Historiografi tradisional sering didominasi oleh sudut pandang Eropasentris, yang menempatkan Belanda sebagai aktor utama dan peradaban yang ‘membawa kemajuan’. Narasi ini cenderung menyederhanakan dan mengabaikan kompleksitas perjuangan serta dinamika sosial tentang Penjajahan. Sudah saatnya sejarah ditulis ulang dari kacamata Nusantara, menonjolkan perlawanan dan agensi pribumi.
Klaim lama tentang Penjajahan selama 350 tahun kini semakin digugat oleh sejarawan. Faktanya, dominasi Belanda bersifat sporadis dan teritorial. Banyak wilayah, seperti Aceh, Bali, dan berbagai daerah di Maluku, baru takluk sepenuhnya pada awal abad ke-20 setelah perlawanan sengit. Perlawanan ini membuktikan bahwa bangsa ini tidak pernah pasif menerima penindasan.
Dari sudut pandang pribumi, kedatangan VOC dan Pemerintah Kolonial bukanlah babak baru dalam perdagangan, melainkan permulaan penindasan sistematis. Praktik monopoli, cultuurstelsel (tanam paksa), dan kerja rodi adalah mesin eksploitasi yang merampas hak-hak dasar rakyat. tentang Penjajahan ini adalah warisan penderitaan, bukan peradaban.
Peran raja, sultan, dan ulama sering direduksi menjadi sekadar “pemberontak” melawan otoritas yang sah dalam arsip kolonial. Namun, bagi rakyat, tokoh seperti Pangeran Diponegoro, Sultan Hasanuddin, dan Teuku Umar adalah simbol perlawanan tentang Penjajahan dan pelindung martabat. Mereka berjuang mempertahankan kedaulatan yang sudah lama ada.

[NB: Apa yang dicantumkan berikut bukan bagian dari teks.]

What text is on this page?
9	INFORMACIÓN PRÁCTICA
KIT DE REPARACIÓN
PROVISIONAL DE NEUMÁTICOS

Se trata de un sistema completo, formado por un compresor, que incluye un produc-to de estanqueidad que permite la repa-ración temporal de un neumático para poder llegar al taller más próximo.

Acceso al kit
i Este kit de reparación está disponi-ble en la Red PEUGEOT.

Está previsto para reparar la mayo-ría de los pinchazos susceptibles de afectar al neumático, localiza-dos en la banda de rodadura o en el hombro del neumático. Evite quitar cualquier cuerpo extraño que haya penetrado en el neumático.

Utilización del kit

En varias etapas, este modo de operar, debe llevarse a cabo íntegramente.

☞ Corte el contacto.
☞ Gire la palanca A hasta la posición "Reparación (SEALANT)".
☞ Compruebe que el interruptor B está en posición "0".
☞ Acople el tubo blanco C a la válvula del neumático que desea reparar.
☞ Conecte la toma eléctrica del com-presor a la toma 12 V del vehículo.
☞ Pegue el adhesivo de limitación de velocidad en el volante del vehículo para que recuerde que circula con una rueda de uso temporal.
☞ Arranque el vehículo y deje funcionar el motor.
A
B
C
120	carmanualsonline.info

Pusat narasi harus bergeser dari pembangunan benteng dan kebijakan administrasi kolonial menuju kisah rakyat kecil. Kita perlu menyoroti bagaimana masyarakat di desa-desa mempertahankan tradisi, menyembunyikan hasil panen, dan melakukan perlawanan diam-diam untuk melawan kebijakan penjajahan yang kejam.
Sumber sejarah pribumi, seperti babad, serat, dan tradisi lisan, harus diangkat sebagai bukti. Dokumen-dokumen ini merekam pandangan lokal tentang kekejaman kolonial dan cita-cita kemerdekaan mereka. Pendekatan ini adalah upaya dekolonisasi untuk melengkapi arsip Belanda yang fokus pada kepentingan birokrasi mereka.
Dengan mengubah perspektif ini, kita mengakui bahwa Indonesia adalah bangsa pejuang yang terus melawan dominasi asing, bukan bangsa yang hanya menjadi korban pasif. Sejarah tentang Penjajahan Belanda harus dilihat sebagai kronik perlawanan berabad-abad yang membentuk identitas nasional kita sebagai bangsa yang berdaulat.
Penulisan ulang sejarah ini penting untuk membangun karakter bangsa yang bangga dengan warisan perjuangan. Ini adalah langkah vital untuk memastikan generasi muda memahami bahwa kemerdekaan bukanlah hadiah, melainkan hasil dari ketidakpatuhan, perlawanan gigih, dan pengorbanan para leluhur di seluruh Nusantara.